Time to re-imagine business models considering consumer demand for credit is strong,” tweeted PayU India managing director Jitendra Gupta, following the NPCI order.
NPCI CEO Dilip Asbe said the agency had to take the stand to be compliant with the apex court’s Aadhaar judgement, which disallows private companies from asking for Aaadhaar authentication for eKYC from users.
“The problem with continuing eSign on eNACH is it uses eKYC infrastructure to obtain authentication from the UIDAI database. This may result in contempt of the Supreme Court order if continued,” Asbe said.
“I completely understand and appreciate the concerns of fintechs and banks, since any other alternative may not have the same scale and also raise the cost for mandate substantially. The ecosystem in consultation with the government and the UIDAI need to identify the appropriate solution, till then eSign on eNACH will be suspended,” he added.
The NACH mandate is an authorisation that consumers provide to institutions to credit or debit funds periodically. This product has been used by digital lenders for cost-effective, paperless collections of recurring loan payments.
Authentication of an eSign user is done through eKYC service, after which an online electronic signature service is facilitated.
The NPCI’s committee on NACH sent a circular to member banks on Friday, saying that eSign-based eMandate product would be suspended from November 26 and that they would be given time till November 30 to clear all the mandates presented on them.
The Aadhaar ruling and the suspension of eKYC has already raised costs for fintech lenders, since it now involves a physical verification.
A recent report by Omidyar and the Boston Consulting Group estimates digital lending to MSMEs in the country to go up to Rs 6-7 lakh crore by 2023, but the report cited challenges from the Aadhaar order.

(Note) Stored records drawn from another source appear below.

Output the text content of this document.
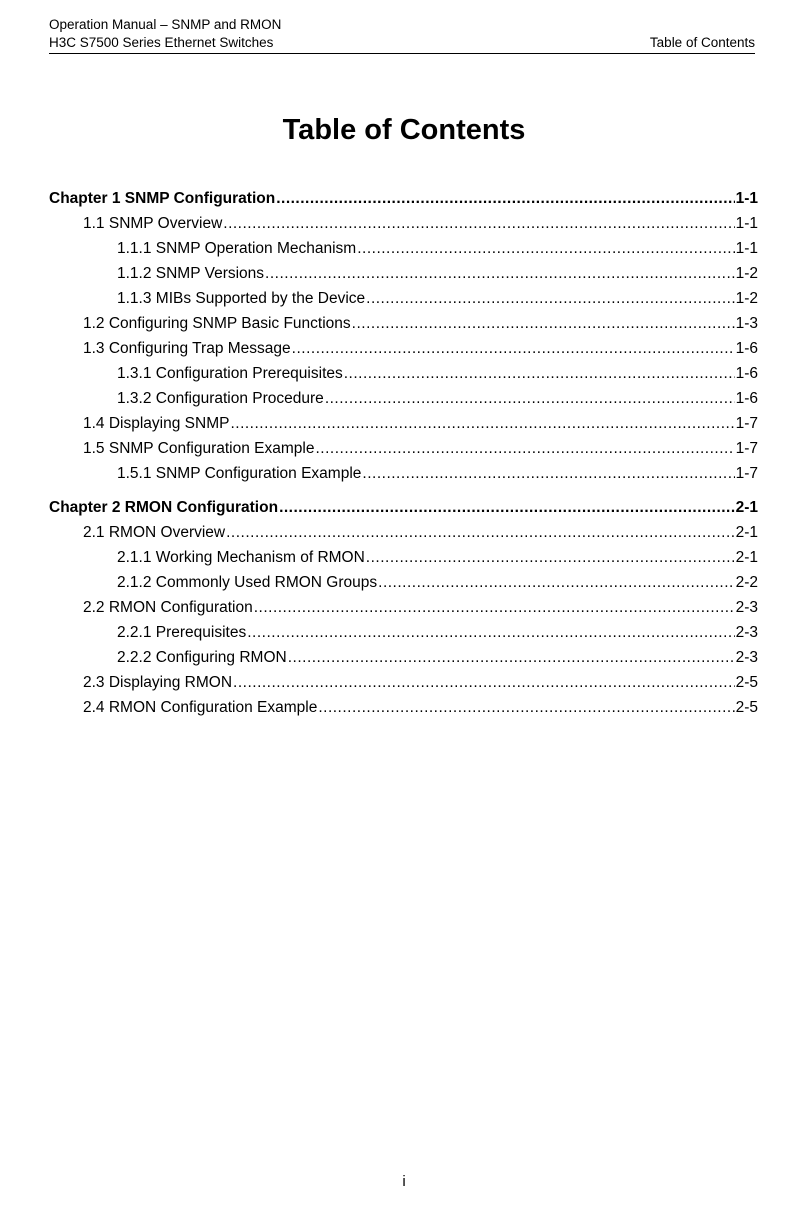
Operation Manual – SNMP and RMON
H3C S7500 Series Ethernet Switches	Table of Contents
Table of Contents
Chapter 1 SNMP Configuration .....	1-1
1.1 SNMP Overview .....	1-1
1.1.1 SNMP Operation Mechanism .....	1-1
1.1.2 SNMP Versions .....	1-2
1.1.3 MIBs Supported by the Device .....	1-2
1.2 Configuring SNMP Basic Functions .....	1-3
1.3 Configuring Trap Message .....	1-6
1.3.1 Configuration Prerequisites .....	1-6
1.3.2 Configuration Procedure .....	1-6
1.4 Displaying SNMP .....	1-7
1.5 SNMP Configuration Example .....	1-7
1.5.1 SNMP Configuration Example .....	1-7
Chapter 2 RMON Configuration .....	2-1
2.1 RMON Overview .....	2-1
2.1.1 Working Mechanism of RMON .....	2-1
2.1.2 Commonly Used RMON Groups .....	2-2
2.2 RMON Configuration .....	2-3
2.2.1 Prerequisites .....	2-3
2.2.2 Configuring RMON .....	2-3
2.3 Displaying RMON .....	2-5
2.4 RMON Configuration Example .....	2-5
i
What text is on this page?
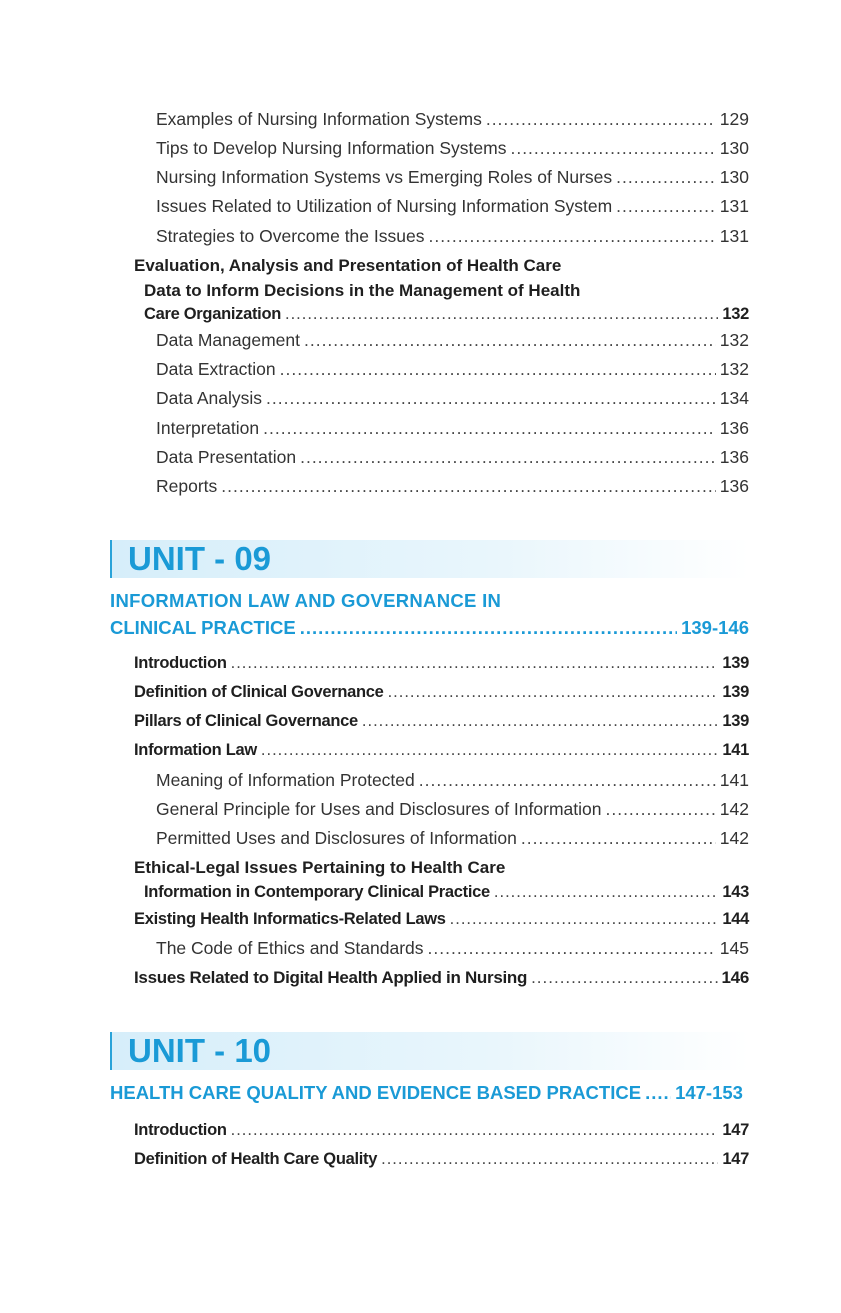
Examples of Nursing Information Systems .....	129
Tips to Develop Nursing Information Systems .....	130
Nursing Information Systems vs Emerging Roles of Nurses .....	130
Issues Related to Utilization of Nursing Information System .....	131
Strategies to Overcome the Issues .....	131
Evaluation, Analysis and Presentation of Health Care
Data to Inform Decisions in the Management of Health
Care Organization .....	132
Data Management .....	132
Data Extraction .....	132
Data Analysis .....	134
Interpretation .....	136
Data Presentation .....	136
Reports .....	136
UNIT - 09
INFORMATION LAW AND GOVERNANCE IN
CLINICAL PRACTICE .....	139-146
Introduction .....	139
Definition of Clinical Governance .....	139
Pillars of Clinical Governance .....	139
Information Law .....	141
Meaning of Information Protected .....	141
General Principle for Uses and Disclosures of Information .....	142
Permitted Uses and Disclosures of Information .....	142
Ethical-Legal Issues Pertaining to Health Care
Information in Contemporary Clinical Practice .....	143
Existing Health Informatics-Related Laws .....	144
The Code of Ethics and Standards .....	145
Issues Related to Digital Health Applied in Nursing .....	146
UNIT - 10
HEALTH CARE QUALITY AND EVIDENCE BASED PRACTICE ..... 147-153
Introduction .....	147
Definition of Health Care Quality .....	147
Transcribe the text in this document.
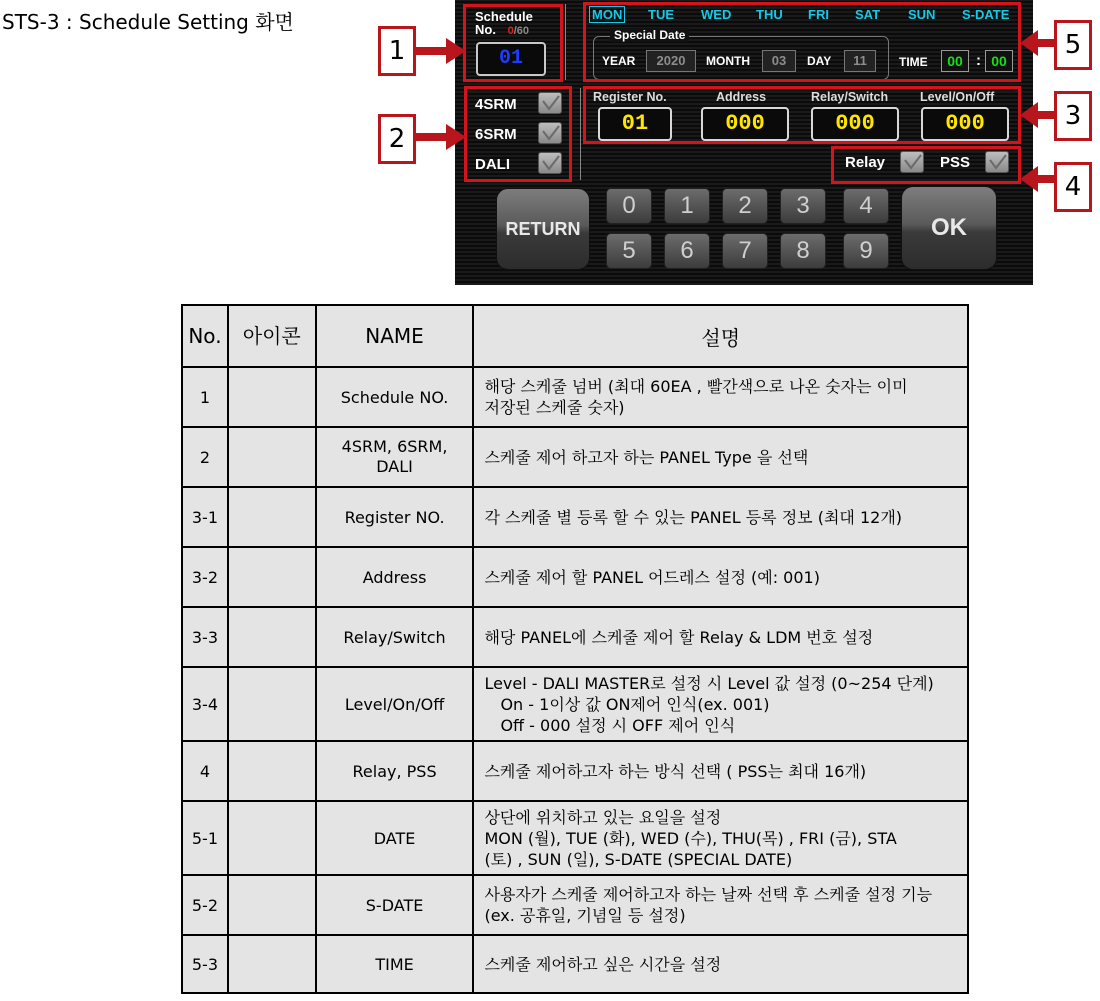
STS-3 : Schedule Setting 화면	Schedule
No. 0/60
01
4SRM
6SRM
DALI
MON TUE WED THU FRI SAT SUN S-DATE
Special Date
YEAR	2020	MONTH	03	DAY	11	TIME	00 : 00
Register No.	Address	Relay/Switch	Level/On/Off
01	000	000	000
Relay	PSS
RETURN
0	1	2	3	4
5	6	7	8	9
OK
1
2
3
4
5
No.	아이콘	NAME	설명
1		Schedule NO.	해당 스케줄 넘버 (최대 60EA , 빨간색으로 나온 숫자는 이미
저장된 스케줄 숫자)

2		4SRM, 6SRM, DALI	스케줄 제어 하고자 하는 PANEL Type 을 선택

3-1		Register NO.	각 스케줄 별 등록 할 수 있는 PANEL 등록 정보 (최대 12개)

3-2		Address	스케줄 제어 할 PANEL 어드레스 설정 (예: 001)

3-3		Relay/Switch	해당 PANEL에 스케줄 제어 할 Relay & LDM 번호 설정

3-4		Level/On/Off	Level - DALI MASTER로 설정 시 Level 값 설정 (0~254 단계)
On - 1이상 값 ON제어 인식(ex. 001)
Off - 000 설정 시 OFF 제어 인식

4		Relay, PSS	스케줄 제어하고자 하는 방식 선택 ( PSS는 최대 16개)

5-1		DATE	상단에 위치하고 있는 요일을 설정
MON (월), TUE (화), WED (수), THU(목) , FRI (금), STA
(토) , SUN (일), S-DATE (SPECIAL DATE)

5-2		S-DATE	사용자가 스케줄 제어하고자 하는 날짜 선택 후 스케줄 설정 기능
(ex. 공휴일, 기념일 등 설정)

5-3		TIME	스케줄 제어하고 싶은 시간을 설정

“The physical mandate for NACH entailed about Rs 50, had high failure rates of about 50% and took a longer time, whereas paperless mandate had only Rs 5 in onboarding costs, two days time and up to 90% success rate,” Razorpay CEO Harshil Mathur said.
However, there is some respite for fintech players since the NPCI has introduced alternatives in the form of net banking-based mandate, which is currently live with only five banks. It is also set to launch debit card-based eNACH soon.